In Jesus’s teaching on sin, he says to his disciples, “If your brother sins, rebuke him, and if he repents, forgive him, and if he sins against you seven times in the day, and turns to you seven times, saying, ‘I repent,’ you must forgive him.” (Luke 17:3–4) To rebuke is to reason frankly with your neighbor (Leviticus 19:17), to tell him his fault (Matthew 18:15), with a spirit of gentleness (Galatians 6:1) in hopes that your friend would repent. But Jesus’s teaching goes much further by saying that we may be hurt again, and we must be ready to forgive every time. Forgiveness may seem almost impossible if we forget Christ. He has “forgiven us all our trespasses, by canceling the record of debt that stood against us” (Colossians 2:13–14). When we were in open rebellion against him, he died for us (Romans 5:8). Even now, as ones whose sins have been nailed to the cross with Christ, and whose lives have been raised with Christ, “if we confess our sins, he is faithful and just to forgive us our sins and to cleanse us from all unrighteousness” (1 John 1:9).

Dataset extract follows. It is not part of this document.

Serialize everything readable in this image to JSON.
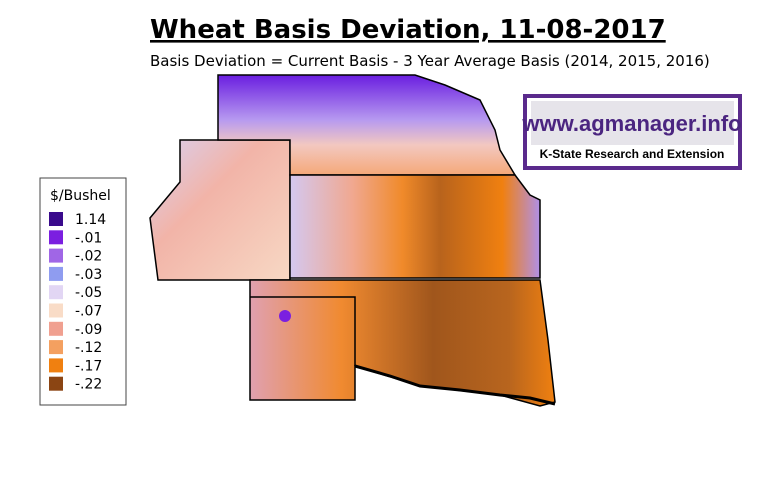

If you have been hurt by a friend, pour out your heart to them in prayer for wisdom, for forgiveness, for reconciliation (Psalm 62:8). Here are some prayer points that may help you deal with hurt with wisdom and grace: Pray for God to search your wounded heart (Psalm 139:23). Were you hurt because your sin was exposed? Were you overly sensitive to something that was said? Were you tired? Is what you were hurt by a pattern from your friend or a first-time offense?
Pray for the grace to think about what is true, honorable, just, pure, lovely, commendable, excellent, praiseworthy in yourself and in your friend (Philippians 4:8). Pray for discernment: does God want you to overlook or address the offense? If you must address the offense, pray that you would be honest and gracious with your friend about the way you were hurt, and that your friend would respond with humility.
Pray that you would love your friend at all times, even the difficult ones, and that you would be able to “live in harmony with one another” (Romans 12:16).
It’s worth it to overlook an offense if you can, and to trust God is working in you and your friend’s heart, to pray for wisdom, love, and reconciliation, to rebuke gently, and to be ready to forgive. Christ teaches “greater love has no one than this, that someone lay down his life for his friends” (John 15:13). He then calls his disciples his friends (John 15:14–15), and shortly thereafter he literally died for his friends.
If Jesus could make such a radical, loving sacrifice for his friends, friends who would doubt and deny him, surely we can work to restore our broken friendships. Godly friendships are a witness to the world. In them, we put our love for Christ and for one another on display.